Strokewatch, together with the Stroke Association, have also helped professionals within the service develop a Patient Information & Personal Health Record. These will be introduced over 2003 and will support information and explanation given to patients during their rehabilitation. Stroke patients will have ownership of their type of stroke, their risk factors for stroke and what the plan of action is to help prevent further stroke occurring. Professionals will be encouraged to write in the Health Record for the stroke patient and carer regarding their treatment and rehabilitation plans.
The Hull & East Riding Stroke Service were short listed as one of the top three finalists in the Northern & Yorkshire Modernisation Awards for developing the service with users & carers.
DATA AND INFORMATION ABOUT THE SERVICE
The Audit Sub Group have identified the current mechanism for collating information about the number of stroke patients admitted to the Acute Hospital Trust. This information remains very unreliable as it totally reliant on the correct coding systems being processed.
We know that 638 patients were admitted to Ward 110 during 2002 but the data available does not reflect that and we cannot yet clearly identify the number of patients who do not access the Acute Stroke Unit due to lack of bed availability.
PRIMARY AND SECONDARY PREVENTION
Work is currently underway to identify the most suitable mechanism for initiating 6 month reviews of all stroke patients. This is a requirement outlined in the National Service Framework for Older People, which needs to be met by 2004. Negotiations and discussions are currently underway with the Stroke Association who provide the Family Support Service locally. It is hoped that by the end of 2003, we will have a robust mechanism in place for 6 month reviews that will also enable an increased focus to the monitoring of individuals risk factors for stroke.
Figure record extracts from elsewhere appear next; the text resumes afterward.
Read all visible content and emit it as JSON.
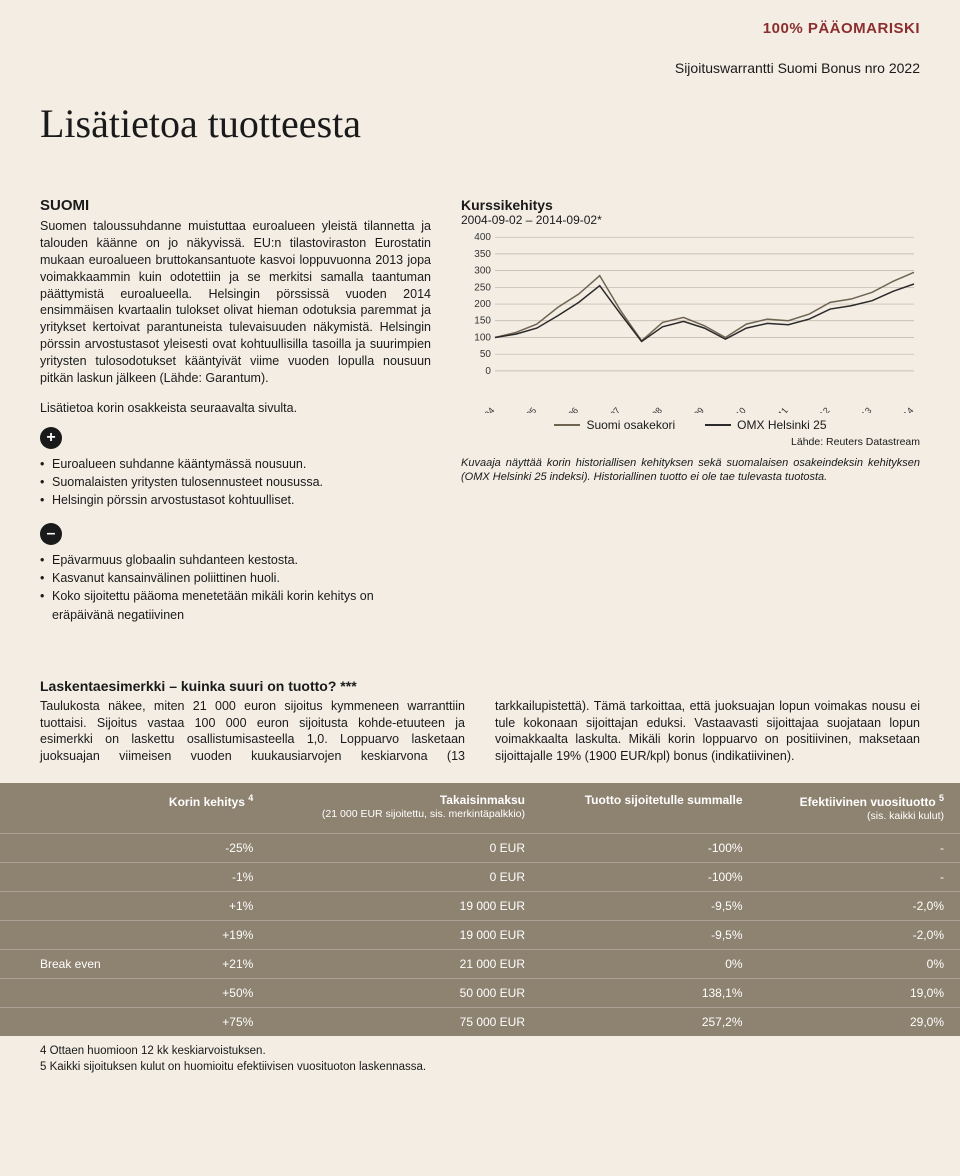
{
  "header": {
    "risk_badge": "100% PÄÄOMARISKI",
    "subtitle": "Sijoituswarrantti Suomi Bonus nro 2022",
    "title": "Lisätietoa tuotteesta"
  },
  "left": {
    "country_head": "SUOMI",
    "body": "Suomen taloussuhdanne muistuttaa euroalueen yleistä tilannetta ja talouden käänne on jo näkyvissä. EU:n tilastoviraston Eurostatin mukaan euroalueen bruttokansantuote kasvoi loppuvuonna 2013 jopa voimakkaammin kuin odotettiin ja se merkitsi samalla taantuman päättymistä euroalueella. Helsingin pörssissä vuoden 2014 ensimmäisen kvartaalin tulokset olivat hieman odotuksia paremmat ja yritykset kertoivat parantuneista tulevaisuuden näkymistä. Helsingin pörssin arvostustasot yleisesti ovat kohtuullisilla tasoilla ja suurimpien yritysten tulosodotukset kääntyivät viime vuoden lopulla nousuun pitkän laskun jälkeen (Lähde: Garantum).",
    "more": "Lisätietoa korin osakkeista seuraavalta sivulta.",
    "plus": [
      "Euroalueen suhdanne kääntymässä nousuun.",
      "Suomalaisten yritysten tulosennusteet nousussa.",
      "Helsingin pörssin arvostustasot kohtuulliset."
    ],
    "minus": [
      "Epävarmuus globaalin suhdanteen kestosta.",
      "Kasvanut kansainvälinen poliittinen huoli.",
      "Koko sijoitettu pääoma menetetään mikäli korin kehitys on eräpäivänä negatiivinen"
    ]
  },
  "chart": {
    "title": "Kurssikehitys",
    "date_range": "2004-09-02 – 2014-09-02*",
    "ylim": [
      0,
      400
    ],
    "ytick_step": 50,
    "yticks": [
      "400",
      "350",
      "300",
      "250",
      "200",
      "150",
      "100",
      "50",
      "0"
    ],
    "xticks": [
      "syyskuu/04",
      "syyskuu/05",
      "syyskuu/06",
      "syyskuu/07",
      "syyskuu/08",
      "syyskuu/09",
      "syyskuu/10",
      "syyskuu/11",
      "syyskuu/12",
      "syyskuu/13",
      "syyskuu/14"
    ],
    "series": [
      {
        "name": "Suomi osakekori",
        "color": "#6f6452",
        "values": [
          100,
          115,
          140,
          190,
          230,
          285,
          180,
          90,
          145,
          160,
          135,
          100,
          140,
          155,
          150,
          170,
          205,
          215,
          235,
          268,
          295
        ]
      },
      {
        "name": "OMX Helsinki 25",
        "color": "#2a2a2a",
        "values": [
          100,
          110,
          128,
          165,
          205,
          255,
          170,
          88,
          132,
          148,
          128,
          95,
          128,
          142,
          138,
          155,
          185,
          195,
          210,
          238,
          260
        ]
      }
    ],
    "background_color": "#f3ede4",
    "grid_color": "#bcb3a4",
    "line_width": 1.5,
    "source": "Lähde: Reuters Datastream",
    "caption": "Kuvaaja näyttää korin historiallisen kehityksen sekä suomalaisen osakeindeksin kehityksen (OMX Helsinki 25 indeksi). Historiallinen tuotto ei ole tae tulevasta tuotosta."
  },
  "calc": {
    "heading": "Laskentaesimerkki – kuinka suuri on tuotto? ***",
    "text": "Taulukosta näkee, miten 21 000 euron sijoitus kymmeneen warranttiin tuottaisi. Sijoitus vastaa 100 000 euron sijoitusta kohde-etuuteen ja esimerkki on laskettu osallistumisasteella 1,0. Loppuarvo lasketaan juoksuajan viimeisen vuoden kuukausiarvojen keskiarvona (13 tarkkailupistettä). Tämä tarkoittaa, että juoksuajan lopun voimakas nousu ei tule kokonaan sijoittajan eduksi. Vastaavasti sijoittajaa suojataan lopun voimakkaalta laskulta. Mikäli korin loppuarvo on positiivinen, maksetaan sijoittajalle 19% (1900 EUR/kpl) bonus (indikatiivinen)."
  },
  "table": {
    "header_bg": "#8e8270",
    "columns": [
      {
        "main": "",
        "sub": ""
      },
      {
        "main": "Korin kehitys",
        "sub": "",
        "sup": "4"
      },
      {
        "main": "Takaisinmaksu",
        "sub": "(21 000 EUR sijoitettu, sis. merkintäpalkkio)"
      },
      {
        "main": "Tuotto sijoitetulle summalle",
        "sub": ""
      },
      {
        "main": "Efektiivinen vuosituotto",
        "sub": "(sis. kaikki kulut)",
        "sup": "5"
      }
    ],
    "rows": [
      {
        "label": "",
        "cells": [
          "-25%",
          "0 EUR",
          "-100%",
          "-"
        ]
      },
      {
        "label": "",
        "cells": [
          "-1%",
          "0 EUR",
          "-100%",
          "-"
        ]
      },
      {
        "label": "",
        "cells": [
          "+1%",
          "19 000 EUR",
          "-9,5%",
          "-2,0%"
        ]
      },
      {
        "label": "",
        "cells": [
          "+19%",
          "19 000 EUR",
          "-9,5%",
          "-2,0%"
        ]
      },
      {
        "label": "Break even",
        "cells": [
          "+21%",
          "21 000 EUR",
          "0%",
          "0%"
        ]
      },
      {
        "label": "",
        "cells": [
          "+50%",
          "50 000 EUR",
          "138,1%",
          "19,0%"
        ]
      },
      {
        "label": "",
        "cells": [
          "+75%",
          "75 000 EUR",
          "257,2%",
          "29,0%"
        ]
      }
    ]
  },
  "footnotes": [
    "4 Ottaen huomioon 12 kk keskiarvoistuksen.",
    "5 Kaikki sijoituksen kulut on huomioitu efektiivisen vuosituoton laskennassa."
  ]
}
Identification of additional resource for continuing secondary prevention support through Community nurses has been put forward in the Business Planning process. A proposal by the Eastern Hull PCT to carry out a pilot study and look at the benefits related to general screening of the local population, age range between 55-75. This screening would include risk factors for stroke and a pilot such as this (to include 2000 people) would provide very strong information in terms of the health gain for such practice.
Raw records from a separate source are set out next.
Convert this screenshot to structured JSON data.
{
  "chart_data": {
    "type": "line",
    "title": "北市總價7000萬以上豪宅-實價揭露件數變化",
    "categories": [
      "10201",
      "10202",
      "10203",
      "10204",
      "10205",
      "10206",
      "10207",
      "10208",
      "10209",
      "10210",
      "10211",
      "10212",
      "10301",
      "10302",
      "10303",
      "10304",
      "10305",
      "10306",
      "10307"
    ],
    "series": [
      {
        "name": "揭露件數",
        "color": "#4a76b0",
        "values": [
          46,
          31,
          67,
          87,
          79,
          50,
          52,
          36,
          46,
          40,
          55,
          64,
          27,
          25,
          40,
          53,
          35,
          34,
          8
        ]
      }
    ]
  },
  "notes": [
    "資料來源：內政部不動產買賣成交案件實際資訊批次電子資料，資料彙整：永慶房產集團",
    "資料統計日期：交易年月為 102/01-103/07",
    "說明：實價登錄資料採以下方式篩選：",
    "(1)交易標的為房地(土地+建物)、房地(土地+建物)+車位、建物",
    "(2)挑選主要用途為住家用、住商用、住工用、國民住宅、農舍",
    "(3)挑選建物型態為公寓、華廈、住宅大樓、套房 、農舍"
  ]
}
The Stroke Association have also been supporting secondary prevention projects locally, and currently provide a service to the people of Hull who need support in managing their risk factors and lifestyle following a TIA and following a stroke. They are hoping to expand this service further to compliment the local primary and secondary plan for stroke.
TRAINING AND EDUCATION
A multi disciplinary training and education programme is now being set up and is a three day training programme which will run 4 times a year. Delivery of this training has been supported across the professions, which will enable a very comprehensive in house training programme to take place.
Training places will be available and accessible to professionals across the Acute and Community Trusts, Social Services, and Private Sector Nursing Homes who are involved in stroke care.
Quarterly educational forums have been set up and are well attended by professionals across all the disciplines. These are supported by Boeringer Ingelheim and outside speakers with expertise in stroke are invited to give presentations.
SUMMARY
The organisational model for stroke care, which included community rehabilitation facilities at the outset, has provided a very strong framework for professionals across all disciplines and organisations to work together in pursuit of developing an excellent service. This philosophy has carried on throughout 2002 and many improvements to patient care have been implemented as a result. The service continues to work under significant pressure and recognition for expanding existing infrastructures and resources have been made through the stroke business planning process. It is necessary to provide a focus for service development and achievements for 2003.